4. In the command prompt, navigate to folder C:\Windows\Microsoft.NET\Framework64\v4.0.30319.
5. Execute the following command:

   aspnet_regiis.exe -pz Softerra.Adaxes.WebUI.CryptKeys

6. On the file system, check whether the file whose name starts with cb1d635e0f5a790c285b468d934b0aab still exists.
7. If it does, remove the file manually or just move it to a different location.
8. Refresh the Web Interface page.

---

Ran the command under an elevated prompt and got this message: The file was still there. In order to remove the file, I had to take ownership of the file to remove it.
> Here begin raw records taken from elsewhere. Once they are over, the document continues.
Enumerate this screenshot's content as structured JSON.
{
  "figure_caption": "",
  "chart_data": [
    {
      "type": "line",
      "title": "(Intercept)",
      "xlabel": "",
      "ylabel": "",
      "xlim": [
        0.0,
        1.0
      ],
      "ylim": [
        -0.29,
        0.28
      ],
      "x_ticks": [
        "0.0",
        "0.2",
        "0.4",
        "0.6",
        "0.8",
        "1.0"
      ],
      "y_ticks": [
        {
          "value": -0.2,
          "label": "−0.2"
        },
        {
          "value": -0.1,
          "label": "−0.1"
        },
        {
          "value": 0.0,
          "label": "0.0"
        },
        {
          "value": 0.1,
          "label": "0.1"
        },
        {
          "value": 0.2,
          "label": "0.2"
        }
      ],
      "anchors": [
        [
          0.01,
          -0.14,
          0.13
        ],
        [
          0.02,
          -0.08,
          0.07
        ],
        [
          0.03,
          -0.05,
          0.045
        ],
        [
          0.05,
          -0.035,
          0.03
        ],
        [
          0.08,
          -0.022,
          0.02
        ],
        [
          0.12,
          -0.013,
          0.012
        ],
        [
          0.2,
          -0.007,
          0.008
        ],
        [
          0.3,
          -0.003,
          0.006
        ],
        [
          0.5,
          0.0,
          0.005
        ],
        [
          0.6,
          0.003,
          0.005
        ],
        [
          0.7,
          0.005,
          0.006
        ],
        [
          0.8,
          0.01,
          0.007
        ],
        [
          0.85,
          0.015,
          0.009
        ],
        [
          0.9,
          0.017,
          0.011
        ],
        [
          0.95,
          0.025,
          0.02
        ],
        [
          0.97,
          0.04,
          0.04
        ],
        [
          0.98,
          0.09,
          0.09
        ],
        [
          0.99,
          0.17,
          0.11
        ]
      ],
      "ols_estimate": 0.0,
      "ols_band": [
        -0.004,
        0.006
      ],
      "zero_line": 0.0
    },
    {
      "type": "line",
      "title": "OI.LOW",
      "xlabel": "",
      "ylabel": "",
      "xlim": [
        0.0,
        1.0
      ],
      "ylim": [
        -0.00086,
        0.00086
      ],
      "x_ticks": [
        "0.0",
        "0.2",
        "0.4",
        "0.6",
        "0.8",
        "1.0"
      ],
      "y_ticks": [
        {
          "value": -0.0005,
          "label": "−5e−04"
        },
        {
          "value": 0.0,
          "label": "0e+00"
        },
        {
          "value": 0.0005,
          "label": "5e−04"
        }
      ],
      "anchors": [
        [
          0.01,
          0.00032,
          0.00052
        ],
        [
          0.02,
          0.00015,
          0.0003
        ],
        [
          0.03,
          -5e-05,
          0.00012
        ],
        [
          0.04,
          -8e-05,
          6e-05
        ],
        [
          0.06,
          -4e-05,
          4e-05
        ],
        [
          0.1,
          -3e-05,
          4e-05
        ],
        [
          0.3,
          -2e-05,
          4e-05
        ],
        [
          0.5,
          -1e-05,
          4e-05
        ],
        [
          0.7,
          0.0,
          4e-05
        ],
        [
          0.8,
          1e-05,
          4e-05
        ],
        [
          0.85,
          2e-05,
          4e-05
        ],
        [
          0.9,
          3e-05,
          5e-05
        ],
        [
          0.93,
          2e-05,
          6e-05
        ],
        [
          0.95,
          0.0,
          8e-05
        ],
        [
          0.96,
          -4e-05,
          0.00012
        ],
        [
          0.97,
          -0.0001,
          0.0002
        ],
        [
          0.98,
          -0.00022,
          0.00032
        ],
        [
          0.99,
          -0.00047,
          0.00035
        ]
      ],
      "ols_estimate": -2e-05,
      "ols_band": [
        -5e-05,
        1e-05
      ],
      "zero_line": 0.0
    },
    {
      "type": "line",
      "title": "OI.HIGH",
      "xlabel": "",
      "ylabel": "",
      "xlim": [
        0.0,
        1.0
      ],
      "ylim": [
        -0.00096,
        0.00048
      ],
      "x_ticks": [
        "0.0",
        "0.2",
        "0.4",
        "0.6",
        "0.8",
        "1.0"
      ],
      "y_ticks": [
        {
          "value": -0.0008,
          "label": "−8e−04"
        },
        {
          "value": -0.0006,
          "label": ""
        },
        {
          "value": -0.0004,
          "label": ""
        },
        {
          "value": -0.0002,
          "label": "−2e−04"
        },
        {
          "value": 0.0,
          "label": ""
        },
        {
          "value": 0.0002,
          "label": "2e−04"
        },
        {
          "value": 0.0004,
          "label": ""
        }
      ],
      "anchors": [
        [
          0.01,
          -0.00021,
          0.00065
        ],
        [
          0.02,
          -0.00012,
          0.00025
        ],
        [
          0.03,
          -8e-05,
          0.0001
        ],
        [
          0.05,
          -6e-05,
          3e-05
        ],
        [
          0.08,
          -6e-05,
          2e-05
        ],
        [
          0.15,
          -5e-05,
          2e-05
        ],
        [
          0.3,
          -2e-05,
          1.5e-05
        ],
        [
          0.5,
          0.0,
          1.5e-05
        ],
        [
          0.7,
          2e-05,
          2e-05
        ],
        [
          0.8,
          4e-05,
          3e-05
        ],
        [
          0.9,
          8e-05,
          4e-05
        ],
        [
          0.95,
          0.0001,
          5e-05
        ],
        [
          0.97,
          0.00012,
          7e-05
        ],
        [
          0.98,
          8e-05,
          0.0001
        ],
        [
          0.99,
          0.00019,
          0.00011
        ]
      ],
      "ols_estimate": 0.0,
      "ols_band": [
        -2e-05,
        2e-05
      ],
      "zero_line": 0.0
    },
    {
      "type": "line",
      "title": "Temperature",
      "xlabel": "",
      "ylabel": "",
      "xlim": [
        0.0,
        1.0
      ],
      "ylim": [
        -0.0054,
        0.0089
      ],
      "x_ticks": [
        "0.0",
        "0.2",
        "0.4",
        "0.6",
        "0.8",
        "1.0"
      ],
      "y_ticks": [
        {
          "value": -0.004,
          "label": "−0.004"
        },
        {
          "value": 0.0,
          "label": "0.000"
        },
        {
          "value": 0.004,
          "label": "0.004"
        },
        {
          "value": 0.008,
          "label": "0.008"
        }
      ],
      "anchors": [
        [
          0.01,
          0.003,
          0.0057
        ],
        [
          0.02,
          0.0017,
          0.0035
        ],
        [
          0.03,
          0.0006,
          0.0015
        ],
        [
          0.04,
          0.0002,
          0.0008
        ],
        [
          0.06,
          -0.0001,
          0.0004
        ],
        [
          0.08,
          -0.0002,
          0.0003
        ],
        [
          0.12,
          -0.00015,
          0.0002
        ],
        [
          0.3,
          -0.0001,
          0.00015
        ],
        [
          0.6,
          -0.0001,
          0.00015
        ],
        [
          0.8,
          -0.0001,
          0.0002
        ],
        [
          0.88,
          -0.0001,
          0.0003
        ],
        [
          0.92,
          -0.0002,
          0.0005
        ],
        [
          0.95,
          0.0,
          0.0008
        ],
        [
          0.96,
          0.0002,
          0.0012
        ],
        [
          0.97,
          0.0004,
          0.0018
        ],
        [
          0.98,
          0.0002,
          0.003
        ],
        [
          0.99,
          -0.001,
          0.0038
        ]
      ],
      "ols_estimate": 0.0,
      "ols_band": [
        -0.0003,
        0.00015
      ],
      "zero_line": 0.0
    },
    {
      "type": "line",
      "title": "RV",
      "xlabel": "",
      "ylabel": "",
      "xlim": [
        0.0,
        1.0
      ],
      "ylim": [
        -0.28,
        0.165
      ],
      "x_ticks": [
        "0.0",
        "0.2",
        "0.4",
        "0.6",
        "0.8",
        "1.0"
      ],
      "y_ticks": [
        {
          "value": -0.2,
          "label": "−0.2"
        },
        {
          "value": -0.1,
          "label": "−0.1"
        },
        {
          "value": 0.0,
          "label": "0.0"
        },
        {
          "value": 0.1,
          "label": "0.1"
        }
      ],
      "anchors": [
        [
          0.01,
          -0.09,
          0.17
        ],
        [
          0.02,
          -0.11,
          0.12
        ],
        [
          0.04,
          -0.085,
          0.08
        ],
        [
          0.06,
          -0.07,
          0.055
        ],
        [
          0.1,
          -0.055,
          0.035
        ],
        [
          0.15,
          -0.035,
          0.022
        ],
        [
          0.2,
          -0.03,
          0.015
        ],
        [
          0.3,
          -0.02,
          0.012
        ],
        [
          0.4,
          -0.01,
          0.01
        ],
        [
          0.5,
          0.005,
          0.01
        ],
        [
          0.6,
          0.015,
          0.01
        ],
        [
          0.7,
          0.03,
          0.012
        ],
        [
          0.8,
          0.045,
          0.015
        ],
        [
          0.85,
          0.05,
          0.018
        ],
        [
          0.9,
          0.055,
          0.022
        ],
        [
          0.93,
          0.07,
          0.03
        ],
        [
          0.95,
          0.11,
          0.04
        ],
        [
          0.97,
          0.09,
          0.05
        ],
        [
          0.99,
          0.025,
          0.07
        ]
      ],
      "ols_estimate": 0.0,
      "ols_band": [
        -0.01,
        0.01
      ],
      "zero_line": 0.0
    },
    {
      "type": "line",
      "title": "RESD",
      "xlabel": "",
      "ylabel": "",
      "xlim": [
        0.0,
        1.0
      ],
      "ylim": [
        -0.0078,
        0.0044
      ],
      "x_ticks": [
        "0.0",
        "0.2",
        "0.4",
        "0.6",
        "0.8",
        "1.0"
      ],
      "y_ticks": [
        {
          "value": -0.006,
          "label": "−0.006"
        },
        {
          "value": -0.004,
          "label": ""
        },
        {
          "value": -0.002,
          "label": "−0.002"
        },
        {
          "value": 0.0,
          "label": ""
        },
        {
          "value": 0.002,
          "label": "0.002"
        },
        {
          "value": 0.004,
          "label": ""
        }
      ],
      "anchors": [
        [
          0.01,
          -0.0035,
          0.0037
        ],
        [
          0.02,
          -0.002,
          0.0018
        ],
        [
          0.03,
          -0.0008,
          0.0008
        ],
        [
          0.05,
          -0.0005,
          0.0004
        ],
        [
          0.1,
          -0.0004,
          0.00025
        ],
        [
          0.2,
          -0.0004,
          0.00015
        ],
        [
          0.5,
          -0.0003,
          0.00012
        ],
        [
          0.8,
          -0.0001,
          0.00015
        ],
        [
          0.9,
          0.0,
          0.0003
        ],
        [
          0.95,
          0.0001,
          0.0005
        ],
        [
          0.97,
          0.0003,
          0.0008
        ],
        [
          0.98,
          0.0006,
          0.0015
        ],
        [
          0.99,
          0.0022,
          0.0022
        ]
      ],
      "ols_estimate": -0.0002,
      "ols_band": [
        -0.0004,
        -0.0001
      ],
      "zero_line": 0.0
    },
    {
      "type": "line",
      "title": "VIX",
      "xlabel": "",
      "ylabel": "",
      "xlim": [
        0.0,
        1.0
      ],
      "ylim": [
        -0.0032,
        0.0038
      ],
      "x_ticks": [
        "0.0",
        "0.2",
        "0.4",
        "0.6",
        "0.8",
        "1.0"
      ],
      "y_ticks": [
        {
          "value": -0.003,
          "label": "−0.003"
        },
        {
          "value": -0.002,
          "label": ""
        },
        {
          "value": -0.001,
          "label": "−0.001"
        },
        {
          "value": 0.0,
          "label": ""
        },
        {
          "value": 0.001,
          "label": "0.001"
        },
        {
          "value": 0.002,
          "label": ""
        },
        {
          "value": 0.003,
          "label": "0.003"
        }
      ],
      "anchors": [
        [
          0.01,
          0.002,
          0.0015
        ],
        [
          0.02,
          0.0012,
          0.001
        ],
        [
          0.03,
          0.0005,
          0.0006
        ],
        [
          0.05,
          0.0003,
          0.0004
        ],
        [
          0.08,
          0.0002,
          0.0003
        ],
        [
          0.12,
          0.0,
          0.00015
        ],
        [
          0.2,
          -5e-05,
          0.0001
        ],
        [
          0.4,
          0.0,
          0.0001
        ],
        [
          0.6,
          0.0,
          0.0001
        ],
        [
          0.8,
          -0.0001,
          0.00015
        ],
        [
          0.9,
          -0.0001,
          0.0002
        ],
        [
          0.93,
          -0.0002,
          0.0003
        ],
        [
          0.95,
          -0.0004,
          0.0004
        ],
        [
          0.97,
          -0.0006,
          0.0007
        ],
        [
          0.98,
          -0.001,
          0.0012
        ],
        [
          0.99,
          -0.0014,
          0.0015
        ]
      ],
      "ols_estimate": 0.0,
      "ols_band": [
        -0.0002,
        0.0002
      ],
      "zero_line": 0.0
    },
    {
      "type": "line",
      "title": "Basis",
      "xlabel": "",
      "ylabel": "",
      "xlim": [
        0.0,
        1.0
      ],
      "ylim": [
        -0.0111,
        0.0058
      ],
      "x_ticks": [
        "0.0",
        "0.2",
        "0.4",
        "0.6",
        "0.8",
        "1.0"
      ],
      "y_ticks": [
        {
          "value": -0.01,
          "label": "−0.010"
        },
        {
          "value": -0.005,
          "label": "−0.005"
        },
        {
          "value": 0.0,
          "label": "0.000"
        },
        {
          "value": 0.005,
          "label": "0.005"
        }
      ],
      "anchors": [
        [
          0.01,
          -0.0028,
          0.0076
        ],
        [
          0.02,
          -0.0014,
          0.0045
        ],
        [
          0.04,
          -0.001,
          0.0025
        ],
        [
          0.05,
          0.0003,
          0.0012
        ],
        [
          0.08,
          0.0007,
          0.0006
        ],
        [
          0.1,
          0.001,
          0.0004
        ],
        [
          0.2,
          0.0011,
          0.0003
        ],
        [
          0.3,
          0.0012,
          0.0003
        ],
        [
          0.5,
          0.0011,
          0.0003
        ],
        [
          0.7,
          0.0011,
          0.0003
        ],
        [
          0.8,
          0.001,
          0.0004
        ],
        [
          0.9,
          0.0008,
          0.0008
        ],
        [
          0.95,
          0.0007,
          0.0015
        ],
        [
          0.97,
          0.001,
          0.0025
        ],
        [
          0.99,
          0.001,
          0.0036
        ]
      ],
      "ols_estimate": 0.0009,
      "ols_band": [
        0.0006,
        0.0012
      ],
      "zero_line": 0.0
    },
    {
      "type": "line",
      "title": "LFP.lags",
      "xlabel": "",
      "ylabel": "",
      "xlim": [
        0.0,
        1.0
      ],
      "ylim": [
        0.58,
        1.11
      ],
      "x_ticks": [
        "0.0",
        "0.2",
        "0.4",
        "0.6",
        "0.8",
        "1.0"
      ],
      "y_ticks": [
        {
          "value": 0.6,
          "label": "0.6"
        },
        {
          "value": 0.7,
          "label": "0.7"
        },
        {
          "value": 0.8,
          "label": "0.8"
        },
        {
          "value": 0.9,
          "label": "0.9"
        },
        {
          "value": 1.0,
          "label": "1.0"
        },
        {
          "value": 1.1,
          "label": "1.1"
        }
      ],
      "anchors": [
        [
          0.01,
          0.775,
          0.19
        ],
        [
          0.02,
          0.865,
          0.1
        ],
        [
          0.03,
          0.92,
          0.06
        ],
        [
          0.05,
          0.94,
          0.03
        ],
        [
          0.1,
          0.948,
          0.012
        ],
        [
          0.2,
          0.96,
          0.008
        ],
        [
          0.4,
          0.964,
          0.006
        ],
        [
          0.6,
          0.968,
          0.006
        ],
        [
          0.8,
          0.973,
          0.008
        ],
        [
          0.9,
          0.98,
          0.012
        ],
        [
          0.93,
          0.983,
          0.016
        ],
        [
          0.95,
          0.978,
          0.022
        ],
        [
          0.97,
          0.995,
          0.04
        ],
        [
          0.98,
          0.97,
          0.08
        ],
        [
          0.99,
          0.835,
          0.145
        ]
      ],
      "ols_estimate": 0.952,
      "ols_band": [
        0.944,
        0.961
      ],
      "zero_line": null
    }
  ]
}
I refreshed the page and got this message: I attempted to run the command again and got the same error.

---

Hello Mark,

It looks like the issue occurs because the default permissions granted to the account under which the application pool runs over the file are not enough. To remedy the issue, please, do the following:

1. Make sure that the application pool used for Adaxes Web Interface runs under the Network Service identity.
2. Launch elevated command prompt.
3. Execute the following command:

   aspnet_regiis.exe -pa Softerra.Adaxes.WebUI.CryptKeys "NetworkService" –full

4. Check whether the issue persists.

---

IIS:

Command:

Web Interface Error:

Should I just re-install the web configuration part? The console seems to be fine.

---

Hello Mark,

Unfortunately, there is no possibility to re-install only the Web Interface component, it can only be done for all the components installed on a computer. If it is convenient, please, give the re-install a try.